I decided it was time to pull back the wig. It fell onto the vanity. The mirror revealed someone I didn’t know but looked vaguely familiar. The long fuzz was somehow chestnut brown, almost black. I used to be blonde. I frankly expected a punkier crew-cut vibe happening under there, imagining Drew Barrymore’s infamous pixie. But I was a human mushroom. An ugly Chia-Pet.

How could I appreciate a second chance when I felt so betrayed by my own reflection? I sat in my closet on the rough mauve carpet, knees to chest, and cried some more. During the absolute meltdown I noticed a new sensation. The air touched my head. I could feel my scalp. Like an angel’s whisper. It tingled but wasn’t itchy. It was breathing. Finally.

That moment helped me stand up and walk back over to the monster. We meet again. I stroked my head carefully, back and forth, like an antique egg, squinting. I grabbed the Rolls Royce wig from its felt bag for the very first time. I threw it on, made a slight adjustment, and headed out to reunite with my friends.
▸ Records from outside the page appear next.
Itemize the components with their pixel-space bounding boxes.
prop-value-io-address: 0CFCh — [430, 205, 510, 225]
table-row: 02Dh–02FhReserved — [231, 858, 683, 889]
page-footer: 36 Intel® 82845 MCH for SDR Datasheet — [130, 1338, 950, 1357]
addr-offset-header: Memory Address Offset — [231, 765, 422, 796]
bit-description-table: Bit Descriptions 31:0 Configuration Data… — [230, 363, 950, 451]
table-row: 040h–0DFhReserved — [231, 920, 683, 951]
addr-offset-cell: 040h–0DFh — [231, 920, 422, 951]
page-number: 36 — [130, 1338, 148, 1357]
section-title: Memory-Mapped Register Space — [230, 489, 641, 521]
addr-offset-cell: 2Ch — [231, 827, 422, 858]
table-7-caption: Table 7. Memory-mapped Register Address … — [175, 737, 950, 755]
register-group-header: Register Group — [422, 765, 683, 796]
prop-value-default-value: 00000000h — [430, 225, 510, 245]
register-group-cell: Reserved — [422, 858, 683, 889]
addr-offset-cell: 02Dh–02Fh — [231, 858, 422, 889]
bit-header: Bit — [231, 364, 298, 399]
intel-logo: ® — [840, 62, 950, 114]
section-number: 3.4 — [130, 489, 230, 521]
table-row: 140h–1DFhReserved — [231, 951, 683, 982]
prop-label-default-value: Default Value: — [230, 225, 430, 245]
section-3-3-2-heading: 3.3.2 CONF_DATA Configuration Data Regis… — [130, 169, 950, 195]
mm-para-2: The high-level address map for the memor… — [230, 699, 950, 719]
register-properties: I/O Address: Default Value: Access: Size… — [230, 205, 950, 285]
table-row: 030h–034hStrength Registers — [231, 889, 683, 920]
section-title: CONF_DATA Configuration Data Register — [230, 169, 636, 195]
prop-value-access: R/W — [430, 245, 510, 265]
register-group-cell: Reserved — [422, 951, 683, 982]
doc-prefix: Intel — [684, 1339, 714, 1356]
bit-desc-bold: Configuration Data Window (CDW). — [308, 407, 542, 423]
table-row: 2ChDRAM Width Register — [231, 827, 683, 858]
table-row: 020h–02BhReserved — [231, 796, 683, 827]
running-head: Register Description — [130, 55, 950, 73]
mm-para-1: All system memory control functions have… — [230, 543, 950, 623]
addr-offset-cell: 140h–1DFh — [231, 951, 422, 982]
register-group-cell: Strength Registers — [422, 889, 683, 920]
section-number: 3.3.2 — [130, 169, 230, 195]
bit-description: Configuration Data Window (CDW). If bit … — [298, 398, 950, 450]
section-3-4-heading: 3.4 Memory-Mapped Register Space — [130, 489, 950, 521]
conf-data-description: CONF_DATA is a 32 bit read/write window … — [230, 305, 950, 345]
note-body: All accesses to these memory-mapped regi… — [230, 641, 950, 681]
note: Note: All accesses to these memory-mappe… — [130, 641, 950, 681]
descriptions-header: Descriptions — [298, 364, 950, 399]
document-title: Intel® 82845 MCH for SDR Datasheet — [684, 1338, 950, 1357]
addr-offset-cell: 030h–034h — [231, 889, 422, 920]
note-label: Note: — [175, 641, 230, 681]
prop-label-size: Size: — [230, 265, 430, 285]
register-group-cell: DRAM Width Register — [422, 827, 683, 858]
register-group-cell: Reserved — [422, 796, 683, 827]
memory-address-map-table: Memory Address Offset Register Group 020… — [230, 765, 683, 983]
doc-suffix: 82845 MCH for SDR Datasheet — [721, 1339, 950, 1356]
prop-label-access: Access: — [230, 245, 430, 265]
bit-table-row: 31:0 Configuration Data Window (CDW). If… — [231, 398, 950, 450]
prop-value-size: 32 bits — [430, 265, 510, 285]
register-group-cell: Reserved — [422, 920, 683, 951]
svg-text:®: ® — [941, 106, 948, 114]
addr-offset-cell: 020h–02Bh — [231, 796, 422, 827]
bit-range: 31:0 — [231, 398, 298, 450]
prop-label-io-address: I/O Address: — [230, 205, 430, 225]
From that evening onwards, I carried a braver head on my shoulders. I was no longer immobilized by the occasional glance at myself. Or other people’s glances. When people stared at me, and they did, well, their opinion of me didn’t matter. Nothing mattered more than the survival of the woman in the mirror.

Jenni Dawn Muro is a professional survivor, from a cancer diagnosis in her teens to a spinal cord and brain injury just a few years ago. Jenni also braved a career in Hollywood working with some of the most famous talent in the world. Now a mother to an eight year old and two rescue dogs, she lives with her family in Tennessee. Most recently, Jenni was diagnosed with Lyme disease. She currently works as an entertainment consultant and is at work on a memoir.